Peygamber Efendimiz -sallâllâhu aleyhi ve sellem- de mübarek torunları Hazret-i Hasan ve Hazret-i Hüseyin -radıyallâhu anhümâ- efendilerimize:

“Üîzukümâ bikelimâtillâhit tâmmeh. Min külli şeytânin vehhâmeh. Ve min külli aynin lâmmeh: İkinizi de Allâh’ın kelimelerine sığındırırım. Her şeytandan, kazadan ve kötü gözden…” diye okumuş ve ardından da şöyle buyurmuştur:

“-Babam İbrahim de oğulları İsmail ve İshâk’ı böyle koruma altına alırdı.” (Buhârî, Enbiyâ, 10; Müslim, Zikir, 54; Ebû Dâvud, Tıbb, 19; Tirmizî, Tıbb, 18; İbn-i Mâce, Tıbb, 35)

ALLAH'TAN YARDIM İSTEMEK

Bu ve benzeri rivayetlerin bütününden anlıyoruz ki;

1- İslâm, maddî-mânevî bütün hastalıklarda tedâvî ve şifa aramayı emretmiş, kişinin elde imkân varken “Ben tevekkül ediyorum, kadere teslim oldum!” diyerek hiçbir tedâvî ve yardıma müracaat etmemesini uygun görmemiştir. Allah, her türlü derdin devasını yaratmış ve kullarını şifâ aramaya teşvik etmiştir.

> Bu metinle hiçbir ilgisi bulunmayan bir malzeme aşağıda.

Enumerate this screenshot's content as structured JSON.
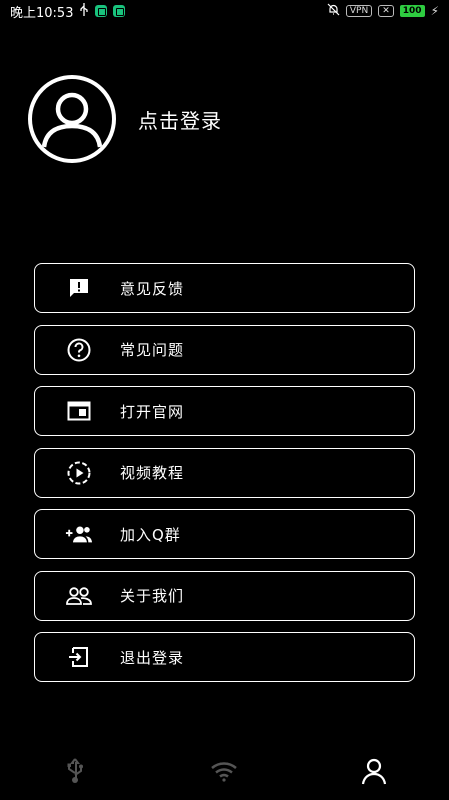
{
  "status_bar": {
    "time": "晚上10:53",
    "vpn": "VPN",
    "battery": "100"
  },
  "profile": {
    "login_label": "点击登录"
  },
  "menu": {
    "items": [
      {
        "label": "意见反馈",
        "icon": "feedback-icon"
      },
      {
        "label": "常见问题",
        "icon": "help-circle-icon"
      },
      {
        "label": "打开官网",
        "icon": "browser-window-icon"
      },
      {
        "label": "视频教程",
        "icon": "play-circle-icon"
      },
      {
        "label": "加入Q群",
        "icon": "group-add-icon"
      },
      {
        "label": "关于我们",
        "icon": "people-icon"
      },
      {
        "label": "退出登录",
        "icon": "logout-icon"
      }
    ]
  },
  "bottom_nav": {
    "items": [
      {
        "icon": "usb-icon",
        "active": false
      },
      {
        "icon": "wifi-icon",
        "active": false
      },
      {
        "icon": "user-icon",
        "active": true
      }
    ]
  },
  "colors": {
    "background": "#000000",
    "foreground": "#ffffff",
    "inactive_nav": "#555555",
    "battery": "#2ecc40"
  }
}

2- Şifa, Allah’tandır. Kul, hangi vesile ve ilaçlara müracaat ederse etsin, sonunda şifanın Allah’tan geldiğine inanmalıdır. Ulaşabildiği bütün vasıtaları kullandığı hâlde bir türlü tedavisi olmayan hastalıklarda da Allâh’a tevekkül ve teslimiyet içinde bulunmalı, çekilen eziyetlerin mükâfâtını Allah’tan beklemelidir. Bunun için hastanın hâlinden şikâyetçi olmaması ve Allâh’a isyan etmemesi gerekir.

Hastayla ilgilenip onun şifaya kavuşmasına vesile olan kişi de, bu şifayı kendisine mâl etmemeli; Allâh’ın gerçek şifâ veren olduğunu ve kendisinin de sadece bir vâsıtadan ibaret bulunduğunu unutmamalıdır. Aksi hâlde bu yanlış benlik ve iddiasıyla ciddî olarak imtihan olunur.

3- Maddî ve tıbbî tedavi yolları ne kadar meşrû ve gerekli ise, mânevî tedâvi yolları olan duâ, zikir ve Kur’ân-ı Kerîm okumak da o kadar meşrûdur. Zaten bütün hastalıklarda insanı tekrar sağlığa kavuşturan en büyük faktör, hastanın rûhî/psikolojik hâlidir. Morali yüksek olan hastalar, en ölümcül hastalıklardan rahatlıkla iyileşirken, psikolojisi alt üst olmuş kimseler, en küçük hastalıklara yenik düşebilmektedir.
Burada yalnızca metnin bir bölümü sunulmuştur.